The PSA appealed to the high court on the grounds that the assessment of the registrant’s fitness to practise wasn’t carried out properly and that the sanction wasn’t in the best interests of the protection of the public.

The PSA challenged the fitness to practise committee’s (FTPC) decision on the following grounds: 

  1. the FTPC wrongly decided that Ms Rose’s fitness to practise was only impaired on the grounds of the public interest in maintaining confidence in the profession and professional standards, and not on the grounds that she posed an ongoing risk to the public;
  2. the FTPC took the wrong approach to the issue of what sanction to impose on Ms Rose, particularly bearing in mind the terms of the relevant guidance;
  3. the FTPC wrongly decided not to require a review of Ms Rose before the conclusion of the period of suspension, and failed to give sufficient reasons for its decision.

Mrs Justice Collins Rice said in her ruling:

There are problems with the logic and reasoning of the FTPC’s approach. The first is the gap between the fundamental nature of the failures and finding them easily remediable. Ms Rose was held to have failed in the basics of doing an eye examination, engaging with and informing her patients and making proper records.
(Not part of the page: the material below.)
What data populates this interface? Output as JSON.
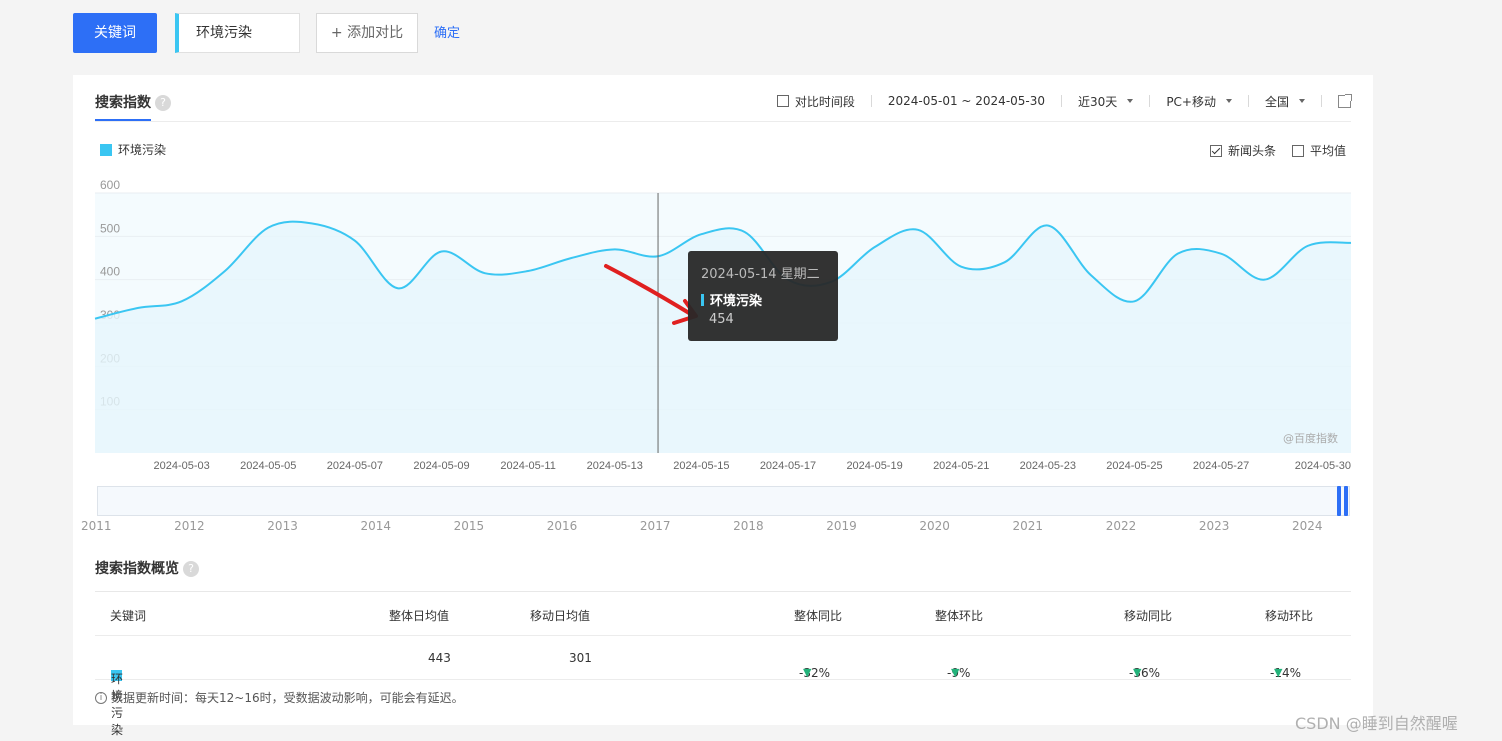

These failures were, on the FTPC’s own analysis, multi-faceted, interconnected and radical. She had behaved overall as no professional optometrist could properly think of behaving. So the conclusion that the gap between what she should have done and what she did, however wide, could be easily bridged simply by meaningful reflection and resolve, is unexpected. It needs a clear explanation to be comprehensible.
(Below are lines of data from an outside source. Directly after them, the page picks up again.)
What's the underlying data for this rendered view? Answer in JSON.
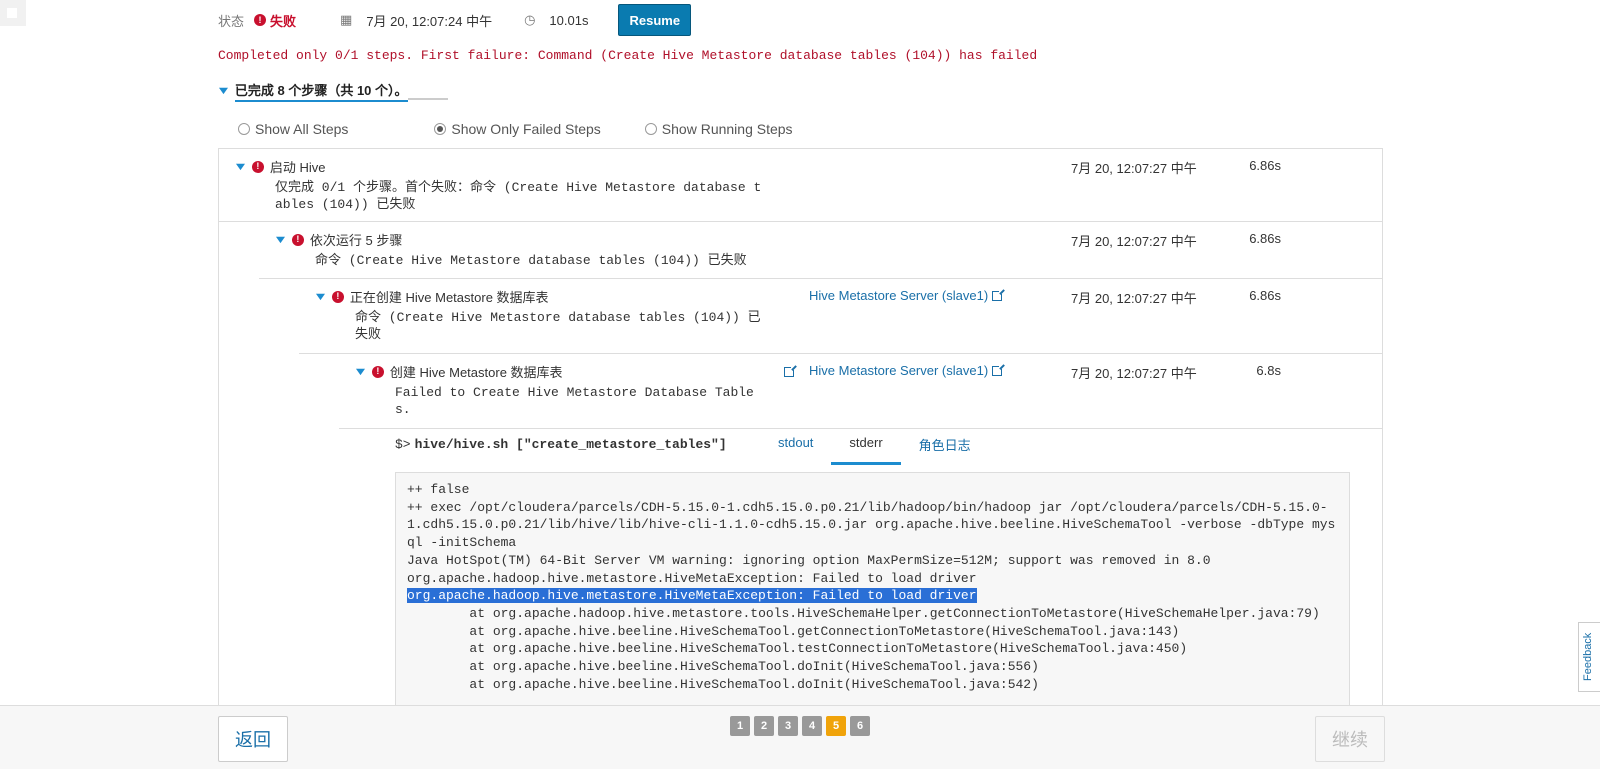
{
  "header": {
    "status_label": "状态",
    "status_value": "失败",
    "date": "7月 20, 12:07:24 中午",
    "duration": "10.01s",
    "resume_label": "Resume",
    "calendar_icon": "calendar-icon",
    "clock_icon": "clock-icon"
  },
  "error_message": "Completed only 0/1 steps. First failure: Command (Create Hive Metastore database tables (104)) has failed",
  "steps_summary": "已完成 8 个步骤（共 10 个）。",
  "filters": [
    {
      "label": "Show All Steps",
      "selected": false
    },
    {
      "label": "Show Only Failed Steps",
      "selected": true
    },
    {
      "label": "Show Running Steps",
      "selected": false
    }
  ],
  "steps": [
    {
      "title": "启动 Hive",
      "message": "仅完成 0/1 个步骤。首个失败：命令 (Create Hive Metastore database tables (104)) 已失败",
      "link": "",
      "time": "7月 20, 12:07:27 中午",
      "duration": "6.86s"
    },
    {
      "title": "依次运行 5 步骤",
      "message": "命令 (Create Hive Metastore database tables (104)) 已失败",
      "link": "",
      "time": "7月 20, 12:07:27 中午",
      "duration": "6.86s"
    },
    {
      "title": "正在创建 Hive Metastore 数据库表",
      "message": "命令 (Create Hive Metastore database tables (104)) 已失败",
      "link": "Hive Metastore Server (slave1)",
      "time": "7月 20, 12:07:27 中午",
      "duration": "6.86s"
    },
    {
      "title": "创建 Hive Metastore 数据库表",
      "message": "Failed to Create Hive Metastore Database Tables.",
      "link": "Hive Metastore Server (slave1)",
      "time": "7月 20, 12:07:27 中午",
      "duration": "6.8s"
    }
  ],
  "command": {
    "prompt": "$>",
    "text": "hive/hive.sh [\"create_metastore_tables\"]",
    "tabs": [
      "stdout",
      "stderr",
      "角色日志"
    ],
    "active_tab": "stderr"
  },
  "log": {
    "before": "++ false\n++ exec /opt/cloudera/parcels/CDH-5.15.0-1.cdh5.15.0.p0.21/lib/hadoop/bin/hadoop jar /opt/cloudera/parcels/CDH-5.15.0-1.cdh5.15.0.p0.21/lib/hive/lib/hive-cli-1.1.0-cdh5.15.0.jar org.apache.hive.beeline.HiveSchemaTool -verbose -dbType mysql -initSchema\nJava HotSpot(TM) 64-Bit Server VM warning: ignoring option MaxPermSize=512M; support was removed in 8.0\norg.apache.hadoop.hive.metastore.HiveMetaException: Failed to load driver\n",
    "highlight": "org.apache.hadoop.hive.metastore.HiveMetaException: Failed to load driver",
    "after": "\n\tat org.apache.hadoop.hive.metastore.tools.HiveSchemaHelper.getConnectionToMetastore(HiveSchemaHelper.java:79)\n\tat org.apache.hive.beeline.HiveSchemaTool.getConnectionToMetastore(HiveSchemaTool.java:143)\n\tat org.apache.hive.beeline.HiveSchemaTool.testConnectionToMetastore(HiveSchemaTool.java:450)\n\tat org.apache.hive.beeline.HiveSchemaTool.doInit(HiveSchemaTool.java:556)\n\tat org.apache.hive.beeline.HiveSchemaTool.doInit(HiveSchemaTool.java:542)"
  },
  "footer": {
    "back_label": "返回",
    "next_label": "继续",
    "pages": [
      "1",
      "2",
      "3",
      "4",
      "5",
      "6"
    ],
    "active_page": "5"
  },
  "feedback_label": "Feedback",
  "colors": {
    "accent": "#1c8ccf",
    "error": "#c8102e",
    "resume": "#0a7bb0",
    "active_page": "#f0a30a"
  }
}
The FTPC’s own findings on failure of insight are particularly significant when it comes to the question of dishonesty. It had found Ms Rose had not ‘readily admitted’ dishonesty in the proceedings before it. It had labelled her dishonesty serious. It had acknowledged the importance of dishonesty as a species of professional misconduct, not least where patient records are concerned. It acknowledged that dishonesty is not easily remediable. And yet it found it unlikely that Ms Rose would repeat her dishonesty, despite not even readily admitting it. It does not explain why.
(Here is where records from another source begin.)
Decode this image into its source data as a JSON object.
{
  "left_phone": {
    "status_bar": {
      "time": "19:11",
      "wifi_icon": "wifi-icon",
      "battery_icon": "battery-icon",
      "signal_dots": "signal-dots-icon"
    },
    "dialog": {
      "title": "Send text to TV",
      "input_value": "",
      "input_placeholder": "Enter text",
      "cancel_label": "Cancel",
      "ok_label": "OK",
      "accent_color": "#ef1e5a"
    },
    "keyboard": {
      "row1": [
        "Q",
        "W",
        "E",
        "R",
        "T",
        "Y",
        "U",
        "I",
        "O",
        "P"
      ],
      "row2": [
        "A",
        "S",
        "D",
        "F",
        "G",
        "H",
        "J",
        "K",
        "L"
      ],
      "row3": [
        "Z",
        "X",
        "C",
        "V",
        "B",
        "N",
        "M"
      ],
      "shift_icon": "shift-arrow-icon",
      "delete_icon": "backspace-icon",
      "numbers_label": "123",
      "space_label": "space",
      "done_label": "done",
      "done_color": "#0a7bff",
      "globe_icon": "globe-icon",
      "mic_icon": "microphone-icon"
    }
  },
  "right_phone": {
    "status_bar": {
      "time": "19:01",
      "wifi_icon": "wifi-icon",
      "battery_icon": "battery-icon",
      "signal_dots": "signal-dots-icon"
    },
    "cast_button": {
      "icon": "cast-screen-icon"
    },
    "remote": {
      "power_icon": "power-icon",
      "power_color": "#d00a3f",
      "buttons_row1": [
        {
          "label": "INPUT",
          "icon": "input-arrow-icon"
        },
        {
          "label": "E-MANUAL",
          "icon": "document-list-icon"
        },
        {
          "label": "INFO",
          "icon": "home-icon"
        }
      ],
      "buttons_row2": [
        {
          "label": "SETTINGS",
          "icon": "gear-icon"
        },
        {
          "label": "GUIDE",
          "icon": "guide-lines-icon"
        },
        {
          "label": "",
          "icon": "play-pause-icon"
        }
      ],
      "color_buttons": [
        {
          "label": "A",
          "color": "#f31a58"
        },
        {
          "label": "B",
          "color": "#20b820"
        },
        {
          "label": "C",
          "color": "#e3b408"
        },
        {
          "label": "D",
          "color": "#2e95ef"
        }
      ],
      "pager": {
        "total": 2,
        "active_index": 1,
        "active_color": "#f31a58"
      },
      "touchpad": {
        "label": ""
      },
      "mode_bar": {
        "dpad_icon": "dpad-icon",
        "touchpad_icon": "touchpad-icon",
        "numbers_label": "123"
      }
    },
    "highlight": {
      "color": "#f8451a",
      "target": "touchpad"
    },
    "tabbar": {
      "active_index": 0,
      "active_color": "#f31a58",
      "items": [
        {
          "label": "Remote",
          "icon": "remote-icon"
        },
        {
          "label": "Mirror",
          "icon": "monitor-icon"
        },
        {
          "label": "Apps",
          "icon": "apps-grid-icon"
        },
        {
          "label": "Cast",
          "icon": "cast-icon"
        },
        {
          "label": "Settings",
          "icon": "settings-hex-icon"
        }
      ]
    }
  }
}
It then went on to conclude that ‘well-informed members of the public would acknowledge and accept that the ambiguous record keeping failures occurred as a consequence of human error‘. That is simply incomprehensible. The FTPC had not found the record-keeping ‘ambiguous’. It had found it deficient, untrue, misleading and dishonest. It had itself also thereby eliminated human error as a possible explanation. The record Ms Rose made had, on the FTPC’s own findings, falsely and knowingly set out a version of events which was consistent with her having performed her professional duties when she had entirely failed to do so.

She concluded that:

The appeal is allowed. The FTPC’s determinations on impairment of FtP and on sanction are quashed and remitted to a differently constituted FTPC for fresh determinations.